Und nein ich bin zwar ein Mensch der Gespräche liebt,aber ich weiß auch wann es angebracht ist mal lieber ruhig zu sein, und demzufolge ordne ich mich nicht als Labertasche ein, zum Glück.
Denn Menschen die einen ohne Ende zutexten empfinde ich als furchtbar nervig und aufdringlich.
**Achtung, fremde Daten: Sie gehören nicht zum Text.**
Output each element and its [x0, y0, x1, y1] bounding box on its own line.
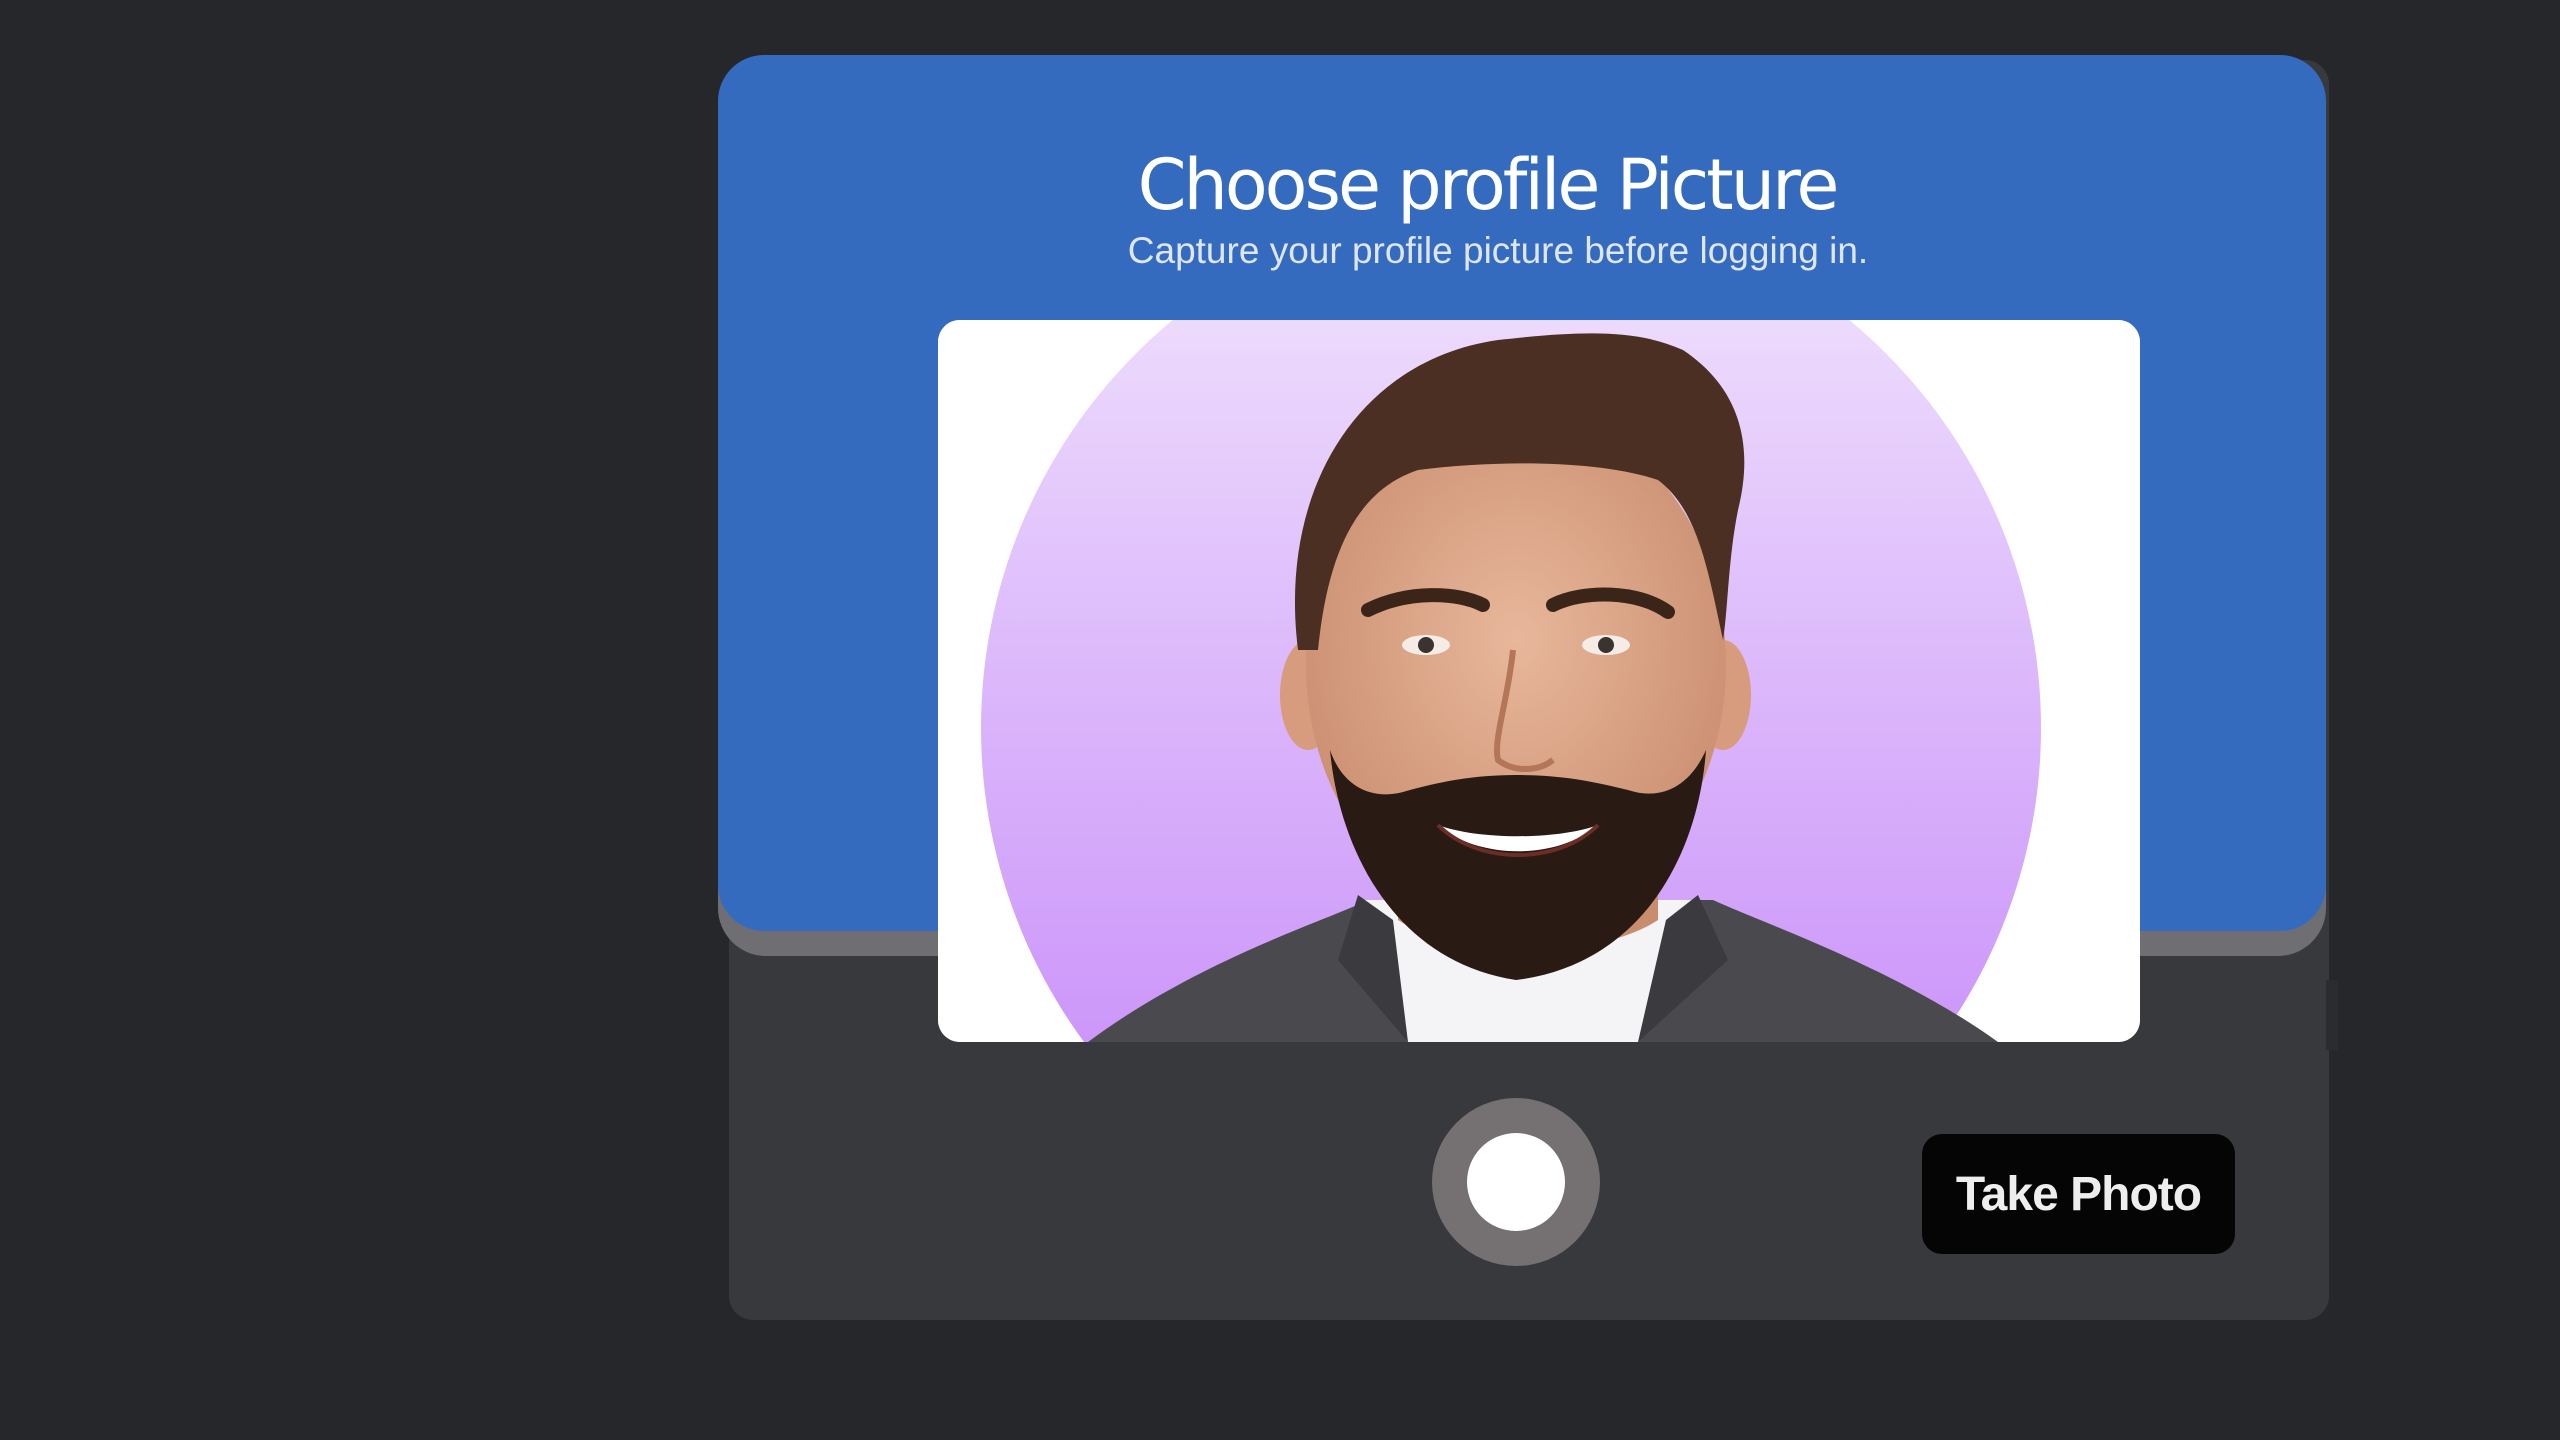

Ich denke es kommt auf jeden Menschen selbst an ob er lieber viel oder weniger redet, wichtig ist es dann einfach nur den idealen Mittelweg zu finden, zwischen verbaler und nonveraler Kommunikation.
Kommunikation findet immer unbewußt statt, und sei es nur durch Körpersprache.
Denkt mal darüber nach.

Re: Über den Drang zur Kommunikation

Verfasst: 05.02.2009, 14:39
von Möwe
Was manche Leute auch irritiert ist das unterschiedliche Redeverhalten von Männern und Frauen.
Frauen haben öfter die Neigung zu reden, um Nähe zu einer Person herzustellen aber keine Inhalte zu transportieren.
Das kann Männer manchmal irritieren, weil sie nicht verstehen, was die Damen ihnen sagen wollen - oder sie fühlen sich einfach zugelabert.
Da gibts doch (um mal ins Klischee-Thread abzugleiten) diese Witze über Frauen, die monologmäßig mit Männern eines ihrer FrauenProbleme wälzen und die Männer dadurch in die Verzeifllung treiben, dass sie wütend werden, weil die Typen ihnen Ratschläge geben. RATSCHLÄGE!!! Die wollen meist Verständniss, geknuddelt werden, tiefe Blicke (und dann erst Ratschläge - ohne eine Grundlage aus Verständiss haben die Mädels keine Aufnahmeorgane für Ratschläge).
Aber ok, das trifft nicht auf Mama und Taxifahrer zu, denke ich mal.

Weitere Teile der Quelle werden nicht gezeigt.